Moradores saem às ruas contra frigorífico
PUBLICAÇÃO
domingo, 26 de novembro de 2000
Celso Mattos de Londrina 
Moradores dos bairros próximos ao Frigorífico Frigozé, localizado no Jardim Santa Mônica, zona norte de Londrina, realizaram ontem de manhã uma passeata em protesto contra a reabertura do estabelecimento, previsto para janeiro de 2001. Participaram do movimento cerca de mil pessoas. O frigorífico fica em uma área de fundo do vale de seis alqueires, às margens do Ribeirão Quati. A empresa foi desativada há 12 anos por problemas financeiros.

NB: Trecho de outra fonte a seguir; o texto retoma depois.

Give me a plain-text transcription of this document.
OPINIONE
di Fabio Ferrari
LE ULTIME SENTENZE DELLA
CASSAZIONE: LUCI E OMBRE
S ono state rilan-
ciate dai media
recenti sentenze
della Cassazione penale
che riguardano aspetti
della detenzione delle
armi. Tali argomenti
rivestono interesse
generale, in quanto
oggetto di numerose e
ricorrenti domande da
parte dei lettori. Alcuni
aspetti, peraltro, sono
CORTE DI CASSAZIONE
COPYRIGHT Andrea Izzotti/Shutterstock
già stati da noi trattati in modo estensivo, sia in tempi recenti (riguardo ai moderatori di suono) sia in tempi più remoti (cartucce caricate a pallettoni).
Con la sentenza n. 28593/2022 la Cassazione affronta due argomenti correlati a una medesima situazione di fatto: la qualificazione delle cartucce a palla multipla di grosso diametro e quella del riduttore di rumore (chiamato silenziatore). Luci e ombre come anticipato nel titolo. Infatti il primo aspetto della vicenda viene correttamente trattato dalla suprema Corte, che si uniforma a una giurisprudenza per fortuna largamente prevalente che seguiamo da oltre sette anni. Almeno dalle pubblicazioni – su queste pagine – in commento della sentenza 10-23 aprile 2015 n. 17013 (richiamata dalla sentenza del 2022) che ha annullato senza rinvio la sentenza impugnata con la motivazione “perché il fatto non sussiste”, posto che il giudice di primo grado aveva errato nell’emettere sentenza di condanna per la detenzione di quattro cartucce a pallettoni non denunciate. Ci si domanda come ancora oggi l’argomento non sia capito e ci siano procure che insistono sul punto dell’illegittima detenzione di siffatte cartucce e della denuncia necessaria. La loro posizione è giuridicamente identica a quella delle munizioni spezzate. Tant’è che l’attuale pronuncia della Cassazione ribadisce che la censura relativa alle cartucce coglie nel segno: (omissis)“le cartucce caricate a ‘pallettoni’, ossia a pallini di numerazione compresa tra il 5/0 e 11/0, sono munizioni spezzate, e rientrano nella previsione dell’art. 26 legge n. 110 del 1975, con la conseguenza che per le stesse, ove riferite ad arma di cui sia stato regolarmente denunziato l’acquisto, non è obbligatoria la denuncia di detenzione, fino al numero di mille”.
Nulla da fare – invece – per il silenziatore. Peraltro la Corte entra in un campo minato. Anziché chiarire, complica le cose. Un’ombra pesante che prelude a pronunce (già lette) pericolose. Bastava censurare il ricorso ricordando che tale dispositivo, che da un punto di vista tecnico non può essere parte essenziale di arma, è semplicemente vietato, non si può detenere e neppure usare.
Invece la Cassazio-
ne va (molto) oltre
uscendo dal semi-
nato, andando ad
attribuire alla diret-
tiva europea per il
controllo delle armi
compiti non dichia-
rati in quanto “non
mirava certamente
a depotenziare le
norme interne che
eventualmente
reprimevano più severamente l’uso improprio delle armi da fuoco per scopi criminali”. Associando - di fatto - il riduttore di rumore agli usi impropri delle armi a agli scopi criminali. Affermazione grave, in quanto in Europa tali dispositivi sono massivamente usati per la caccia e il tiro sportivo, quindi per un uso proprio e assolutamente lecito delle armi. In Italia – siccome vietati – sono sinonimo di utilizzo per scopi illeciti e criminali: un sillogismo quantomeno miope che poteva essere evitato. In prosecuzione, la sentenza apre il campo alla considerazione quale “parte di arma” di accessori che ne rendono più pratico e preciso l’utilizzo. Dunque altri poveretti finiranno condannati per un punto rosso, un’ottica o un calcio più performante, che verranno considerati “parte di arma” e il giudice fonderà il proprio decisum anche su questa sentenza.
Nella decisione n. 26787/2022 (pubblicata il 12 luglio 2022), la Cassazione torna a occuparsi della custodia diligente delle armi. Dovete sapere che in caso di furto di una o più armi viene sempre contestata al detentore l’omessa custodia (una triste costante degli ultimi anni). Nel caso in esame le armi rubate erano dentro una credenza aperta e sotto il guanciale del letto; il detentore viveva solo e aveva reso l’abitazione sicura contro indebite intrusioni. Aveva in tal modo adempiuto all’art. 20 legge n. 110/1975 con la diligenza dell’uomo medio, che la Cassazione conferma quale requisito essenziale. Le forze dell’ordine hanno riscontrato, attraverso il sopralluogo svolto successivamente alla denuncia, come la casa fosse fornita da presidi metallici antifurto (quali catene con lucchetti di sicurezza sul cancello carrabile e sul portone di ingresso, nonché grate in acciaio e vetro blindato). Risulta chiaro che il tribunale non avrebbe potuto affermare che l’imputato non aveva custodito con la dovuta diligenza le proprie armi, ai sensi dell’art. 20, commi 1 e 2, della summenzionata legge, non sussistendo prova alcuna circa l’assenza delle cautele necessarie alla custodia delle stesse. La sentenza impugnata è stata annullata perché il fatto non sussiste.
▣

A passeata, que começou na Associação dos Moradores do Parque Residencial Santa Mônica, se concentrou em frente ao portão do frigorífico, na Avenida Nassin Jabur (marginal da Avenida Brasília) e terminou com um culto ecumênico na proximidade do Ribeirão Quati.
Segundo o advogado Jorge Custódio, do Centro de Direitos Humanos de Londrina (CDH) e morador do bairro, a reabertura do estabelecimento vai prejudicar cerca de 20 mil pessoas. Além de poluir a água do rio, causar mau cheiro e poluição sonora, vai desvalorizar os imóveis, argumentou.
Na sexta-feira à tarde, o diretor do Instituto de Pesquisa e Planjeamento Urbano de Londrina (IPPUL), José Adalberto Nogueira de Azevedo, assinou certidão confirmando que a área onde está situado o Frigozé é considerada ZR-3 (zona residencial) pela lei de zoneamento urbano, o que proíbe a instalação de estabelecimento industrial na região. Por esse motivo, queremos o cancelamento do alvará de funcionamento que foi concedido de maneira precária e que precisa ser revisto. Lei existe para ser respeitada, disse Jorge Custódio.
Ele reconhece que a reabertura do frigorífico significa novas possibilidades de emprego, mas o custo disso será muito alto. O gasto que o município terá para despoluir rios e os problemas de saúde que isso pode representar não compensam esse benefício, argumenta Custódio.
A dona de casa Sueli Marçal Andreaza, moradora do Santa Mônica há 14 anos, que participou da passeata segurando uma cabeça de boi, lembra que quando o frigoríficao estava em funcionamento, o mau cheiro era insuportável. Chegava causar naúsea e tirava o apetite da gente. O teto da casa ficava cheio de moscas, era um verdadeiro inferno.
Quarta-feira, às 14 horas, está agendada uma audiência pública na Câmara de Vereadores para discutir o assunto. Vão estar presentes entidades como Ministério da Agricultura, Secretaria de Obras, IPPUL, Prefeitura de Ibiporã o Ribeirão Quati desaguá no Rio Jacutinga, que abastece o município, localizado a 14 quilômetros a leste de Londrina e o proprietário do frigorífico, o ex-delegado Natel Gomes de Oliveira.